Xavier yang tengah mengunyah ikan mentah akhirnya tergerak untuk mengambil satu ikan bakar yang sudah matang. Ia mengendus ikan tersebut, memang aromanya jadi sedikit lebih enak.

Kirana melihat perubahan ekspresi Bestial ular tersebut saat gigitan pertama masuk ke dalam mulutnya.

Mata pria itu membulat, seakan baru menemukan sesuatu yang baru dan mengejutkannya. Kirana terkekeh, "Enak kan?"

Xavier memandanginya sambil mengunyah, lalu mengangguk. Ia menghabiskan ikan bakar itu dengan lahap lalu mengambil potongan kedua dari pinggir api unggun.

Setelah sarapan, Kirana bangkit sambil merentangkan tubuhnya. Ia mengernyit, rasa sakit dari luka goresan di lengannya masih terasa. Xavier tidak bisa membantu banyak, ia tidak bisa menyembuhkan luka orang, itu adalah kelemahannya. Ia juga tidak terlalu paham cara mengobati orang lain karena dirinya sendiri selama ini tidak butuh pengobatan.

"Apa kita akan kembali ke lubang pohon?" tanya Kirana saat melihat Xavier selesai memadamkan api unggun.

Xavier menjulurkan lidahnya yang kecil dan panjang dengan ujung terbelah dua, persis seperti lidah ular.
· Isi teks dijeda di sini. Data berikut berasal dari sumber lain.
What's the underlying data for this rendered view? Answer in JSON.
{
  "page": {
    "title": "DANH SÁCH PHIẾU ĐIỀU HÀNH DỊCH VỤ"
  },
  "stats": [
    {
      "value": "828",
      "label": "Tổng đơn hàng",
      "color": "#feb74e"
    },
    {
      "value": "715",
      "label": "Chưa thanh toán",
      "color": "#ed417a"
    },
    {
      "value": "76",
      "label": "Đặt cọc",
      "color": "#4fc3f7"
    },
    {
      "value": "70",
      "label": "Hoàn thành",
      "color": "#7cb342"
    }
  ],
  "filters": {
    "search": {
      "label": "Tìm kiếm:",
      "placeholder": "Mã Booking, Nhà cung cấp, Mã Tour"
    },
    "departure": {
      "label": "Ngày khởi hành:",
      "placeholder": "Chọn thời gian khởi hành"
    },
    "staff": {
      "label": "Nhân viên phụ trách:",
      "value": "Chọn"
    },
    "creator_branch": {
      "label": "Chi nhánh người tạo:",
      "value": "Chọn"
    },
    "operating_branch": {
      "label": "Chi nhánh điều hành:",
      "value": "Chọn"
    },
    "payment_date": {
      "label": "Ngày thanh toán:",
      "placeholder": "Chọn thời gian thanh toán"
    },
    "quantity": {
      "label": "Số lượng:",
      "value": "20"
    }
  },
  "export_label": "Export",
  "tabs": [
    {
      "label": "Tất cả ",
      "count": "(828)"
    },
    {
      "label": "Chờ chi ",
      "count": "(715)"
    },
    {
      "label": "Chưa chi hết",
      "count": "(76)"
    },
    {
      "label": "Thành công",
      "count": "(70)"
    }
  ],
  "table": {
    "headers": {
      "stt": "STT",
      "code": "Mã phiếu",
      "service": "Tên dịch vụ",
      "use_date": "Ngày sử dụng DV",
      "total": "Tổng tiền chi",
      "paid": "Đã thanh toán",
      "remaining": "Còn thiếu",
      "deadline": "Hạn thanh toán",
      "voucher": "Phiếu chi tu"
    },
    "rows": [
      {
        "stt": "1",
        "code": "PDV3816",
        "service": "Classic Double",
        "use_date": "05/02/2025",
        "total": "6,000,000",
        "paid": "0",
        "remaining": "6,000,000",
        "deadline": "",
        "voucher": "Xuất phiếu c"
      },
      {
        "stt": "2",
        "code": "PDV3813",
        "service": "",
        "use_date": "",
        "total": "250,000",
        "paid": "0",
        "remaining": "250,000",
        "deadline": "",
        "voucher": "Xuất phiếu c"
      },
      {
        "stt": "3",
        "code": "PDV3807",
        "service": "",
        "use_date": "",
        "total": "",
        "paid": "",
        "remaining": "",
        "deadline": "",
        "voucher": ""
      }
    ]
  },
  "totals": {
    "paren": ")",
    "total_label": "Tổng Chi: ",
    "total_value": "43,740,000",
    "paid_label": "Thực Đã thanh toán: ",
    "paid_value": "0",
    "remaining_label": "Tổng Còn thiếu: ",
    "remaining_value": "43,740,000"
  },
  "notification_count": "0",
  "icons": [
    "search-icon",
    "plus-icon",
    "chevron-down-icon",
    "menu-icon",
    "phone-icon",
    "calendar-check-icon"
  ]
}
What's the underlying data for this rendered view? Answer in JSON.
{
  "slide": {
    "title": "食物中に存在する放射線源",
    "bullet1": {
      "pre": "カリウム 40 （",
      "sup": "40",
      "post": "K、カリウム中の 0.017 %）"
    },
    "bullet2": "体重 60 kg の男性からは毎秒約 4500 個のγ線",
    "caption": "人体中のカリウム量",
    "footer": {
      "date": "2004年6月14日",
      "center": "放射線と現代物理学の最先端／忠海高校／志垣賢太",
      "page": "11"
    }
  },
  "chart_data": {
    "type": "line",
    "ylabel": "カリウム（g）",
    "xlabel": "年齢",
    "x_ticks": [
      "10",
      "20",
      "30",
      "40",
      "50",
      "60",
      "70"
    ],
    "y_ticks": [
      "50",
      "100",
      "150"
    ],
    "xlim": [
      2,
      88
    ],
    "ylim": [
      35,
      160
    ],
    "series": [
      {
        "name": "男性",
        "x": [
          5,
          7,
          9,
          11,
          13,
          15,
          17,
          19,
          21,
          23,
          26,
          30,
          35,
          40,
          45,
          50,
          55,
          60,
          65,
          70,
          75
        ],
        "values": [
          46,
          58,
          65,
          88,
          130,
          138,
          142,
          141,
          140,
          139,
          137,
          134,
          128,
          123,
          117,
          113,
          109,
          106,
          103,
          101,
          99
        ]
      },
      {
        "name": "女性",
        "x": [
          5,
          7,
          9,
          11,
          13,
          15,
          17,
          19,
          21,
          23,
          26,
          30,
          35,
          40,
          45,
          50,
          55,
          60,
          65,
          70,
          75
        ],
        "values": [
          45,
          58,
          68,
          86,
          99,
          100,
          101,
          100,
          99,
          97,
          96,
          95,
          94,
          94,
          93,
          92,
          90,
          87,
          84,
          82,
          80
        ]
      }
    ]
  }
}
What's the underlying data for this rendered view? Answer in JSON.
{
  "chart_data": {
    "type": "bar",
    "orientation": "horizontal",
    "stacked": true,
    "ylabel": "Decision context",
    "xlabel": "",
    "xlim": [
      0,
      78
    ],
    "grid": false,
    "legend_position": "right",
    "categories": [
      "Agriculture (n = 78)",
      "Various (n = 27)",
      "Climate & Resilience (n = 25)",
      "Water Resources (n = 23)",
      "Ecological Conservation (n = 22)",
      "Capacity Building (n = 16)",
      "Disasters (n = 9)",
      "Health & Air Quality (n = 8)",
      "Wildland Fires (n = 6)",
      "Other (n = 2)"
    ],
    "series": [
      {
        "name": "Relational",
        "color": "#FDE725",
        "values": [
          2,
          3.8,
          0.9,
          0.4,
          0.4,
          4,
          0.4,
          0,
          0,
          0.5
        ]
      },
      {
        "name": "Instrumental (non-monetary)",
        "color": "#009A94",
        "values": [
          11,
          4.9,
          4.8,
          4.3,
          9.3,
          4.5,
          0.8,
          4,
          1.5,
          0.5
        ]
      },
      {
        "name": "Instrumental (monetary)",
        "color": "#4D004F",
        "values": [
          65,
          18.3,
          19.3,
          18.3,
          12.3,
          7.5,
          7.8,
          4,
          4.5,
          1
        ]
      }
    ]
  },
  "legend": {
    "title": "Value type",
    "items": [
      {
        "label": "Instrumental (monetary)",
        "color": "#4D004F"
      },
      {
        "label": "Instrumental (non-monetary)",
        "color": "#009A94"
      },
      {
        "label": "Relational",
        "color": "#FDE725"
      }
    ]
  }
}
Itu adalah cara dia mendeteksi lingkungan di sekitarnya, ditambah kemampuannya sebagai Bestial, ia bisa melacak apa pun di sekitarnya dalam radius puluhan kilometer, bahkan lebih.

"Kita tidak akan kembali ke sana," ucapnya.

"Eh, kenapa?" Kirana heran, ia kira lubang pohon itu sarangnya.

"Tempat itu sudah tidak aman," kata Xavier. "Kita akan cari tempat lain."

Xavier melekukkan bagian ekornya menjadi seperti tempat duduk, ia meminta Kirana duduk di atas sana.

"Aku bisa berjalan sendiri," tolak Kirana.

"Naiklah, aku berjalan sangat cepat, kau bisa teritinggal," sanggah Xavier. Kirana mengembungkan pipinya, ia tidak suka dianggap tidak berdaya seperti itu. Tetapi daripada ia menghambat Xavier, akhirnya gadis itu menurut.

Mereka berdua akhirnya pergi meninggalkan tepi sungai, masuk jauh ke dalam hutan.